I cattivi risultati di Kvyat hanno spinto la Toro Rosso alla sostituzione con Gasly per il finale di stagione.

Le montagne russe di Kvyat: nel 2013 diventa campione all’esordio in GP3 doppiando in classifica il compagno di scuderia Carlos Sainz e guadagnandosi il posto in Toro Rosso per la stagione 2014. Nella giornata di ieri il russo è stato ufficialmente appiedato dalla scuderia gestita da Franz Tost visti i soli 4 punti in 14 GP, contro i 48 del compagno di squadra Sainz, che invece si è guadagnato la fiducia di Renault per la prossima stagione.
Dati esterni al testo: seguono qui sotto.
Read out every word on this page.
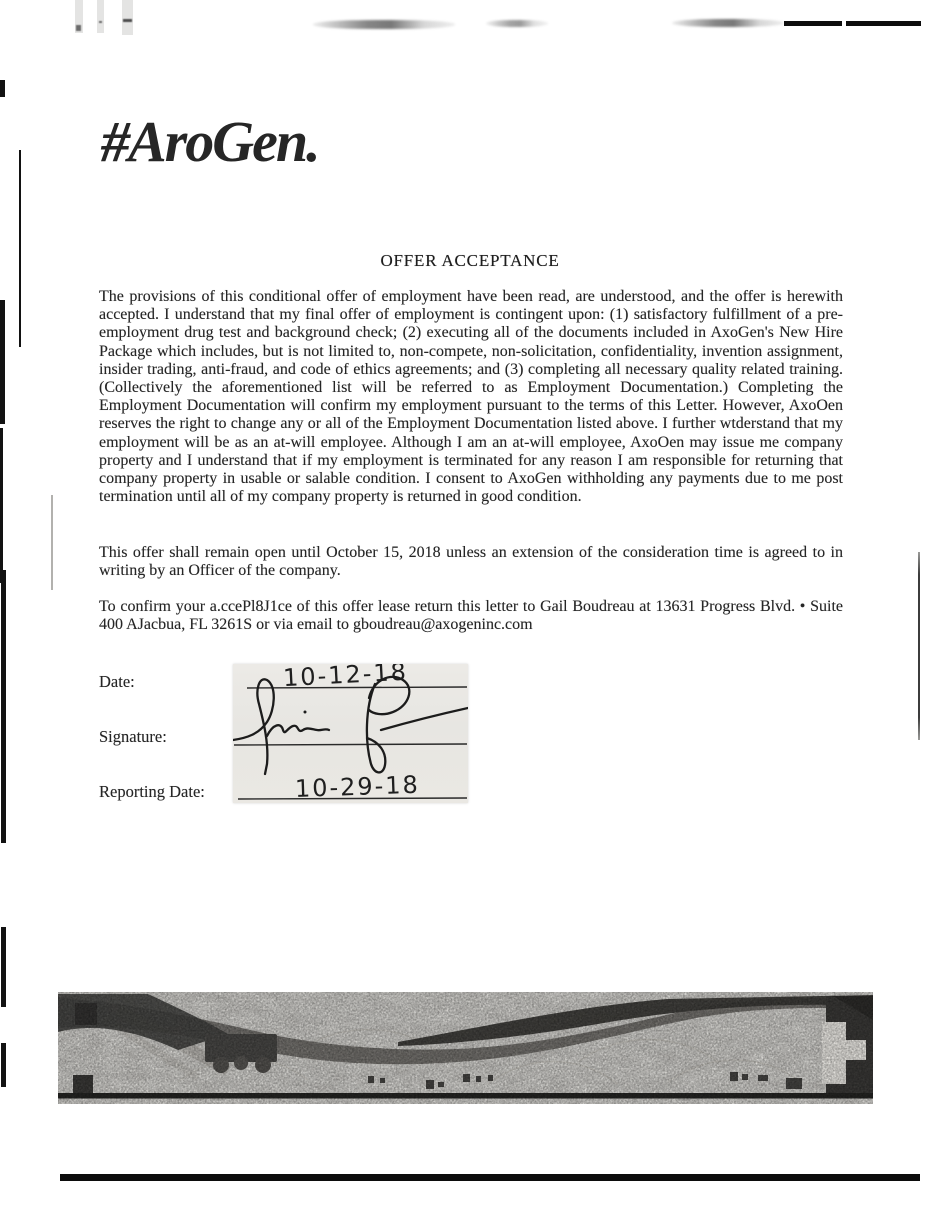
#AroGen.
OFFER ACCEPTANCE

The provisions of this conditional offer of employment have been read, are understood, and the offer is herewith accepted. I understand that my final offer of employment is contingent upon: (1) satisfactory fulfillment of a pre-employment drug test and background check; (2) executing all of the documents included in AxoGen's New Hire Package which includes, but is not limited to, non-compete, non-solicitation, confidentiality, invention assignment, insider trading, anti-fraud, and code of ethics agreements; and (3) completing all necessary quality related training. (Collectively the aforementioned list will be referred to as Employment Documentation.) Completing the Employment Documentation will confirm my employment pursuant to the terms of this Letter. However, AxoOen reserves the right to change any or all of the Employment Documentation listed above. I further wtderstand that my employment will be as an at-will employee. Although I am an at-will employee, AxoOen may issue me company property and I understand that if my employment is terminated for any reason I am responsible for returning that company property in usable or salable condition. I consent to AxoGen withholding any payments due to me post termination until all of my company property is returned in good condition.

This offer shall remain open until October 15, 2018 unless an extension of the consideration time is agreed to in writing by an Officer of the company.

To confirm your a.ccePl8J1ce of this offer lease return this letter to Gail Boudreau at 13631 Progress Blvd. • Suite 400 AJacbua, FL 3261S or via email to gboudreau@axogeninc.com

Date:
Signature:
Reporting Date:
10-12-18
10-29-18
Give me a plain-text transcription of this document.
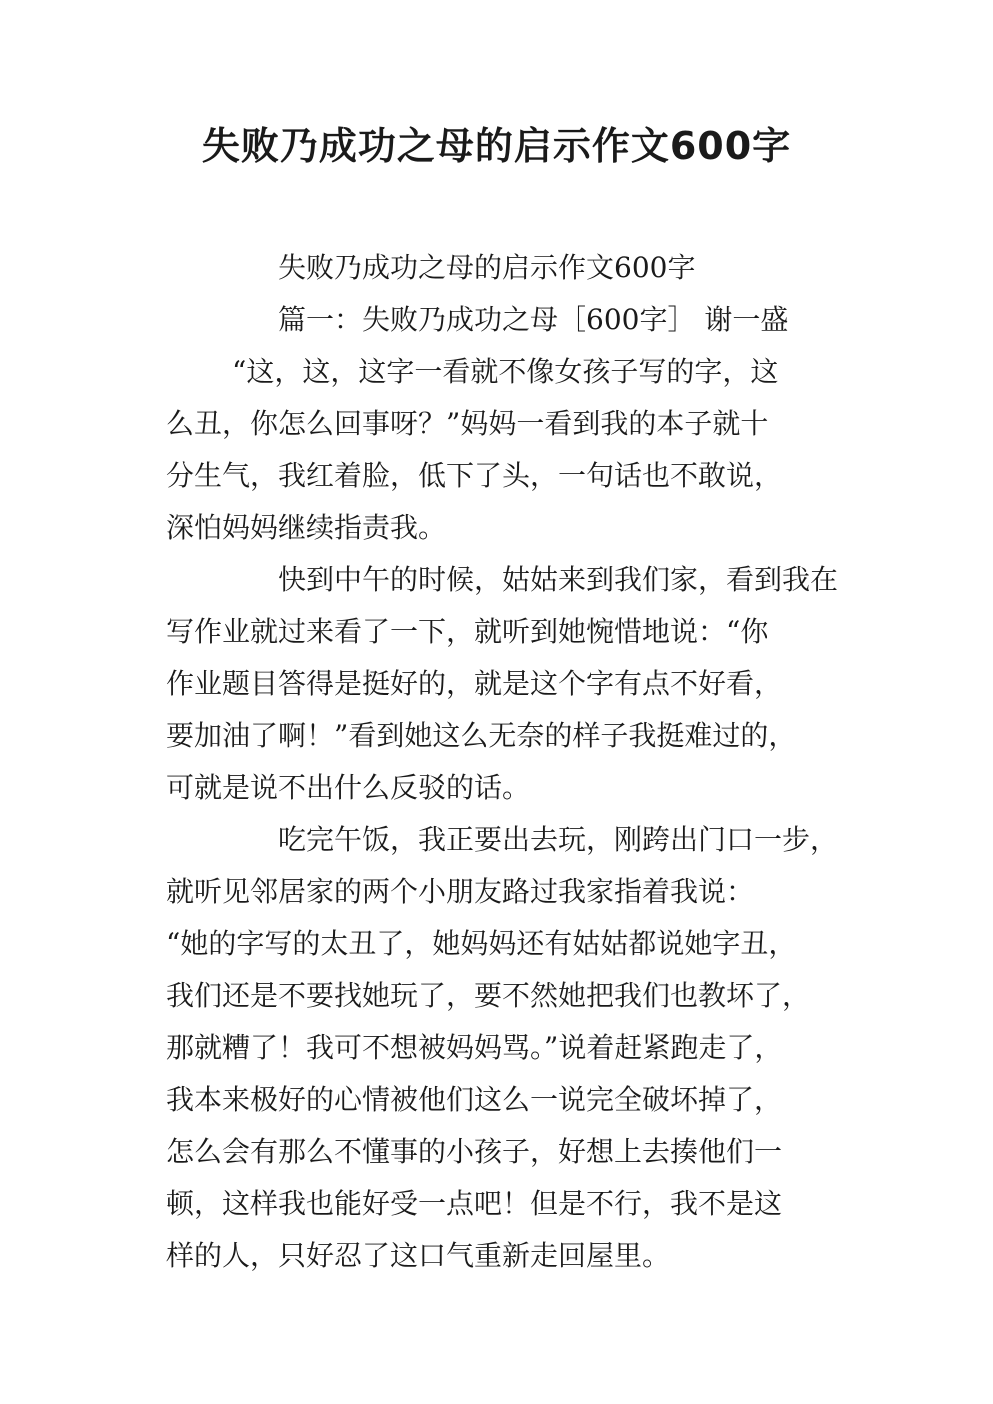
失败乃成功之母的启示作文600字
失败乃成功之母的启示作文600字
篇一：失败乃成功之母［600字］ 谢一盛
“这，这，这字一看就不像女孩子写的字，这
么丑，你怎么回事呀？”妈妈一看到我的本子就十
分生气，我红着脸，低下了头，一句话也不敢说，
深怕妈妈继续指责我。
快到中午的时候，姑姑来到我们家，看到我在
写作业就过来看了一下，就听到她惋惜地说：“你
作业题目答得是挺好的，就是这个字有点不好看，
要加油了啊！”看到她这么无奈的样子我挺难过的，
可就是说不出什么反驳的话。
吃完午饭，我正要出去玩，刚跨出门口一步，
就听见邻居家的两个小朋友路过我家指着我说：
“她的字写的太丑了，她妈妈还有姑姑都说她字丑，
我们还是不要找她玩了，要不然她把我们也教坏了，
那就糟了！我可不想被妈妈骂。”说着赶紧跑走了，
我本来极好的心情被他们这么一说完全破坏掉了，
怎么会有那么不懂事的小孩子，好想上去揍他们一
顿，这样我也能好受一点吧！但是不行，我不是这
样的人，只好忍了这口气重新走回屋里。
Nella gara in Malesia verrà sostituito dal francese Pierre Gasly, che farà così il suo esordio in Formula 1 a 21 anni. Il declino è di Kvyat è iniziato, scherzi del destino, proprio nel GP casalingo in Russia, dove in meno di 200 metri tamponò due volte Sebastian Vettel costringendo la Red Bull a sostituirlo per la successiva gara a Barcellona con Max Verstappen. Gara di Barcellona vinta dal giovane olandese all’esordio nella scuderia diretta da Chris Horner, che così archiviò immediatamente e senza rimpianti il discorso su Kvyat. Il 2017 poteva essere la stagione del rilancio, ma reiterati incidenti al via uniti al magro bottino di punti hanno convinto Helmut Marko e Franz Tost, Consulente del team anglo-austriaco il primo, Direttore Tecnico del Team Toro Rosso il secondo, ad appiedare Danil Kvyat.
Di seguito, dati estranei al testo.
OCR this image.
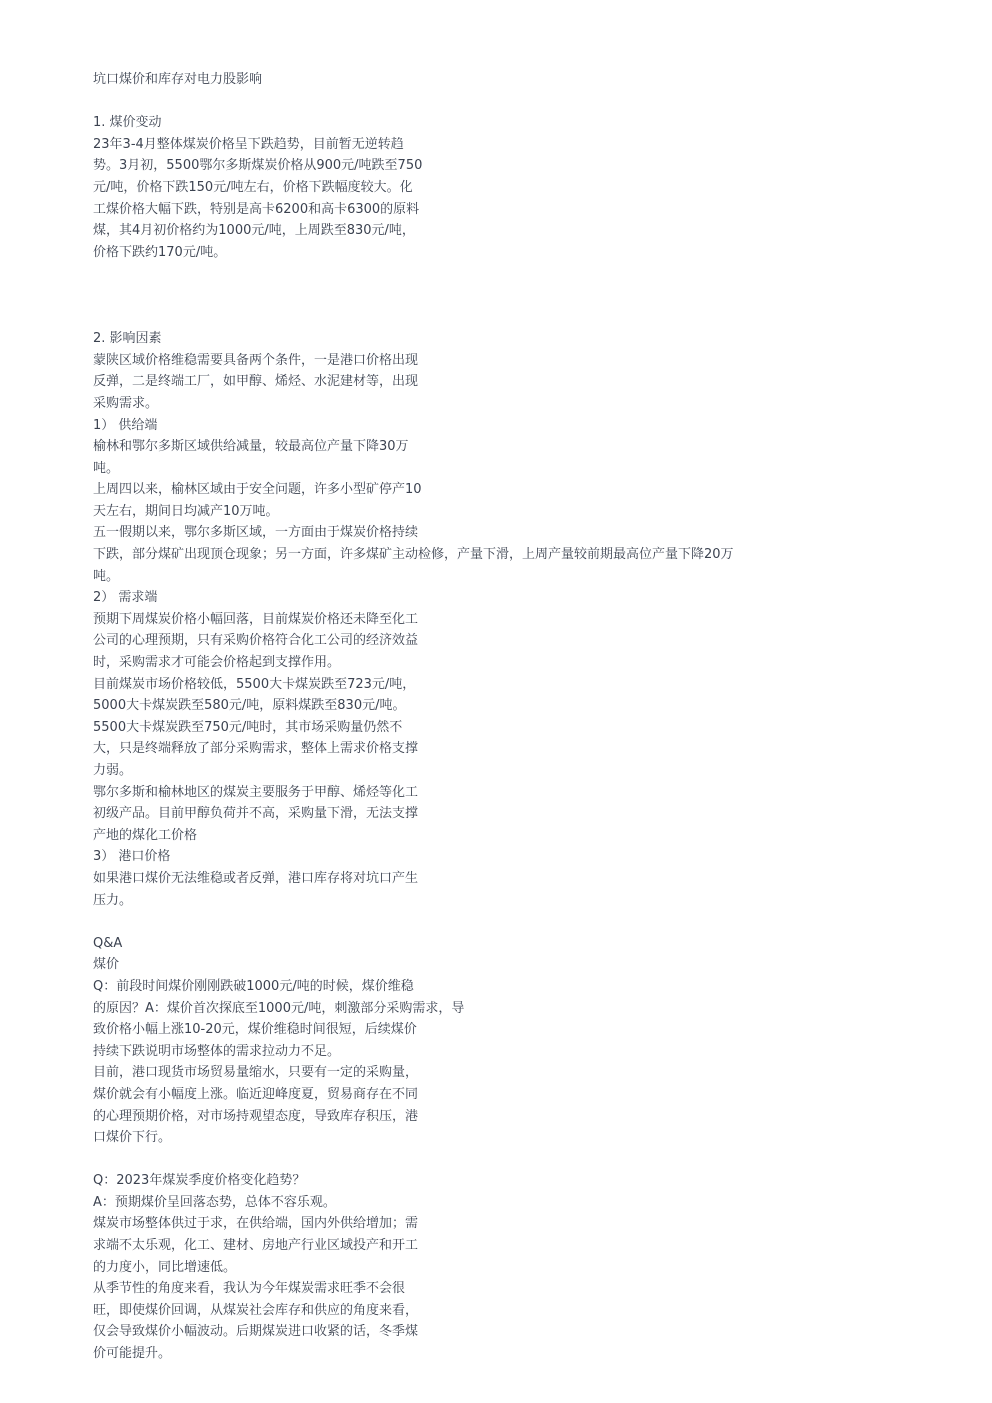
坑口煤价和库存对电力股影响
1. 煤价变动
23年3-4月整体煤炭价格呈下跌趋势，目前暂无逆转趋
势。3月初，5500鄂尔多斯煤炭价格从900元/吨跌至750
元/吨，价格下跌150元/吨左右，价格下跌幅度较大。化
工煤价格大幅下跌，特别是高卡6200和高卡6300的原料
煤，其4月初价格约为1000元/吨，上周跌至830元/吨，
价格下跌约170元/吨。
2. 影响因素
蒙陕区域价格维稳需要具备两个条件，一是港口价格出现
反弹，二是终端工厂，如甲醇、烯烃、水泥建材等，出现
采购需求。
1） 供给端
榆林和鄂尔多斯区域供给减量，较最高位产量下降30万
吨。
上周四以来，榆林区域由于安全问题，许多小型矿停产10
天左右，期间日均减产10万吨。
五一假期以来，鄂尔多斯区域，一方面由于煤炭价格持续
下跌，部分煤矿出现顶仓现象；另一方面，许多煤矿主动检修，产量下滑，上周产量较前期最高位产量下降20万
吨。
2） 需求端
预期下周煤炭价格小幅回落，目前煤炭价格还未降至化工
公司的心理预期，只有采购价格符合化工公司的经济效益
时，采购需求才可能会价格起到支撑作用。
目前煤炭市场价格较低，5500大卡煤炭跌至723元/吨，
5000大卡煤炭跌至580元/吨，原料煤跌至830元/吨。
5500大卡煤炭跌至750元/吨时，其市场采购量仍然不
大，只是终端释放了部分采购需求，整体上需求价格支撑
力弱。
鄂尔多斯和榆林地区的煤炭主要服务于甲醇、烯烃等化工
初级产品。目前甲醇负荷并不高，采购量下滑，无法支撑
产地的煤化工价格
3） 港口价格
如果港口煤价无法维稳或者反弹，港口库存将对坑口产生
压力。
Q&A
煤价
Q：前段时间煤价刚刚跌破1000元/吨的时候，煤价维稳
的原因？A：煤价首次探底至1000元/吨，刺激部分采购需求，导
致价格小幅上涨10-20元，煤价维稳时间很短，后续煤价
持续下跌说明市场整体的需求拉动力不足。
目前，港口现货市场贸易量缩水，只要有一定的采购量，
煤价就会有小幅度上涨。临近迎峰度夏，贸易商存在不同
的心理预期价格，对市场持观望态度，导致库存积压，港
口煤价下行。
Q：2023年煤炭季度价格变化趋势？
A：预期煤价呈回落态势，总体不容乐观。
煤炭市场整体供过于求，在供给端，国内外供给增加；需
求端不太乐观，化工、建材、房地产行业区域投产和开工
的力度小，同比增速低。
从季节性的角度来看，我认为今年煤炭需求旺季不会很
旺，即使煤价回调，从煤炭社会库存和供应的角度来看，
仅会导致煤价小幅波动。后期煤炭进口收紧的话，冬季煤
价可能提升。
Queste il commento di Tost: “Diamo una chance a Gasly nel solco del programma Junior in F.1 della Red Bull: merita questa occasione e ci darà la possibilità di prendere una decisione più consapevole in merito alle nostre scelte dei piloti per il 2018. Per una serie di motivi, alcuni di natura tecnica, ma anche errori suoi, Daniil Kvyat non ha dimostrato veramente il suo vero potenziale in questa stagione, per questo lo abbiamo fatto scendere dalla vettura per le prossime gare. Questo ci darà anche l’opportunità di valutare Pierre in pista durante un intero fine settimana di gara”. 
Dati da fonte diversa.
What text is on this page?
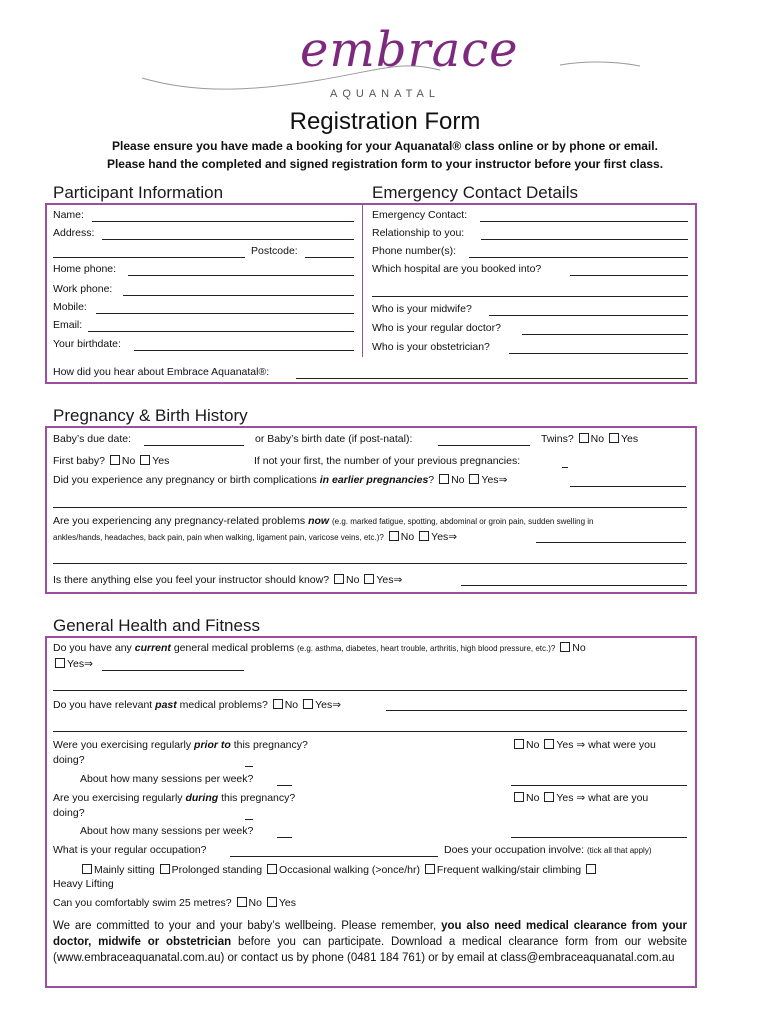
embrace
AQUANATAL
Registration Form
Please ensure you have made a booking for your Aquanatal® class online or by phone or email.
Please hand the completed and signed registration form to your instructor before your first class.
Participant Information	Emergency Contact Details
Name:
Address:
Postcode:
Home phone:
Work phone:
Mobile:
Email:
Your birthdate:
How did you hear about Embrace Aquanatal®:
Emergency Contact:
Relationship to you:
Phone number(s):
Which hospital are you booked into?
Who is your midwife?
Who is your regular doctor?
Who is your obstetrician?
Pregnancy & Birth History
Baby’s due date:	or Baby’s birth date (if post-natal):	Twins? No Yes
First baby? No Yes	If not your first, the number of your previous pregnancies:
Did you experience any pregnancy or birth complications in earlier pregnancies? No Yes⇒
Are you experiencing any pregnancy-related problems now (e.g. marked fatigue, spotting, abdominal or groin pain, sudden swelling in
ankles/hands, headaches, back pain, pain when walking, ligament pain, varicose veins, etc.)? No Yes⇒
Is there anything else you feel your instructor should know? No Yes⇒
General Health and Fitness
Do you have any current general medical problems (e.g. asthma, diabetes, heart trouble, arthritis, high blood pressure, etc.)? No
Yes⇒
Do you have relevant past medical problems? No Yes⇒
Were you exercising regularly prior to this pregnancy?
doing?
No Yes ⇒ what were you
About how many sessions per week?
Are you exercising regularly during this pregnancy?
doing?
No Yes ⇒ what are you
About how many sessions per week?
What is your regular occupation?	Does your occupation involve: (tick all that apply)
Mainly sitting Prolonged standing Occasional walking (>once/hr) Frequent walking/stair climbing
Heavy Lifting
Can you comfortably swim 25 metres? No Yes
We are committed to your and your baby’s wellbeing. Please remember, you also need medical clearance from your doctor, midwife or obstetrician before you can participate. Download a medical clearance form from our website (www.embraceaquanatal.com.au) or contact us by phone (0481 184 761) or by email at class@embraceaquanatal.com.au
Vale la pena di ricordare come i sedili di Red Bull e Toro Rosso siano particolarmente caldi: tra le “vittime” di Helmut Marko già figuravano Alguersuari, Buemi e Vergne a cui ora si aggiunge Kvyat. Chi sbaglia o non è competitivo paga con il licenziamento, anche se le porte della F1 per il russo potrebbero non essere definitivamente chiuse: vista la concomitanza con l’ultimo appuntamento stagionale della Super Formula ed il GP USA di Formula 1, Kvyat potrebbe tornare in pista ad Austin.